The fact that volstack
is a Uint32
array and vol
is an Int
isn’t causing any trouble?
It has to prove that none is, which is harder. Maybe inlining some function helps?
The fact that volstack
is a Uint32
array and vol
is an Int
isn’t causing any trouble?
It has to prove that none is, which is harder. Maybe inlining some function helps?
No. Indeed this is a mistake in working out a minimal reproducer.
Yes, adding @inline
to all functions dealing with State
avoids the allocation in the heap. Now I start understanding. When the compiler is able to see all the code, it can know that no reference of State
leaks and then it allocates in the stack, otherwise it does in the heap to play safe. My problem was that switching between inlining or not inlining some function made the allocation happen or not, thus triggering a fatal error when running in the GPU. The switching between inline and not inline happens by just by adding some more complexity or some innocuous additional statement in the function. This is certainly very fragile, and therefore adding @inline
to force inlining helps, but I would guess there is a limit.
It would be better to be more direct and instruct the compiler on the allocation instead of playing with inlining functions. Is there a way to do it?
Maybe a slightly more realistic application would be useful for the GPU people to help. For me it os not clear what are you porting to the GPU. A vector of those structures? If something like that I think you will need to make it immutable.
Thanks very much. My exercise consist of doing a sort of X-ray image (2 dimensional matrix of densities). I did ask the GPU people and the answer I got is that my kernel should not allocate memory. This is why I was chasing this very elusive allocation. This is the kernel I am running.
function k_generateXRay(result, model, lower::Point3{T}, pixel::T, view::Int) where T<:AbstractFloat
nx, ny = size(result)
i = (blockIdx().x - 1) * blockDim().x + threadIdx().x
j = (blockIdx().y - 1) * blockDim().y + threadIdx().y
if i <= nx && j <= ny
if view == 1
point = Point3{T}(lower[1]+kTolerance(), lower[2]+(i-0.5)*pixel, lower[3]+(j-0.5)*pixel)
dir = Vector3{T}(1,0,0)
elseif view == 2
point = Point3{T}(lower[1]+(j-0.5)*pixel, lower[2]+kTolerance(), lower[3]+(i-0.5)*pixel)
dir = Vector3{T}(0,1,0)
elseif view == 3
point = Point3{T}(lower[1]+(i-0.5)*pixel, lower[2]+(j-0.5)*pixel, lower[3]+kTolerance())
dir = Vector3{T}(0,0,1)
end
state = CuNavigatorState{T}(1)
locateGlobalPoint!(model, state, point)
mass::T = 0.0
step::T = -1.0
while step != 0.0
vol = model.volumes[state.currentVol]
density = model.materials[vol.materialIdx].density
step = computeStep!(model, state, point, dir, 1000.)

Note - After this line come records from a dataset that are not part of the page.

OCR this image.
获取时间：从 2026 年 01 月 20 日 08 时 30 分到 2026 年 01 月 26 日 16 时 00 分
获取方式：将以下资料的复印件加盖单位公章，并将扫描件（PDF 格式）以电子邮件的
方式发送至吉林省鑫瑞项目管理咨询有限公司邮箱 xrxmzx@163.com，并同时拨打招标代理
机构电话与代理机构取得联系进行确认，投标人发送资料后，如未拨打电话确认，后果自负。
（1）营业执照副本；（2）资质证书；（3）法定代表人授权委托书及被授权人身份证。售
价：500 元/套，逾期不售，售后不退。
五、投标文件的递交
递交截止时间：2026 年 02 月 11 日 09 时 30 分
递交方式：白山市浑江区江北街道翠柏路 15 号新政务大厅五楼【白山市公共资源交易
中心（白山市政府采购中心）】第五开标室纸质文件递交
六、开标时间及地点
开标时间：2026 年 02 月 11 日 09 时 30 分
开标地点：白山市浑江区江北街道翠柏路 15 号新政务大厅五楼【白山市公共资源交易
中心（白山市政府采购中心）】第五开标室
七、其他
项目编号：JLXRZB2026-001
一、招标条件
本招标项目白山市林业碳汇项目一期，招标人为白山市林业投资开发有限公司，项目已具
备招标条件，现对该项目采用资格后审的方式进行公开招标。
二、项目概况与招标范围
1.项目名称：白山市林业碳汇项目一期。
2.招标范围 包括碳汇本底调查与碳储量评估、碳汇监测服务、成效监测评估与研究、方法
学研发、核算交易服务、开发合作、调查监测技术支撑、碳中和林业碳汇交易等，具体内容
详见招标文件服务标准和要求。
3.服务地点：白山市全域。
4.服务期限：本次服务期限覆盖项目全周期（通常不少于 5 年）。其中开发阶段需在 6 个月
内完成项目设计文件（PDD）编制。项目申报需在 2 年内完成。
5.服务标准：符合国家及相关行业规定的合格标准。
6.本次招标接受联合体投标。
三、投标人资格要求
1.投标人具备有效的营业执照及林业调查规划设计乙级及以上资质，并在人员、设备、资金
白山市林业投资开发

point = point + dir * step
mass += step * density
end
@inbounds result[i,j] = mass
end
return
end
The CuNavigatorState
is used as a temporary structure to navigate inside the geometry for each pixel of the X-ray image. I am very new in Julia and GPU programming but I have seen a speedup of 13x with this exercise, once I have declared @inline
all the functions related to CuNavigatorState
to avoid the crashes due to memory allocations in the GPU.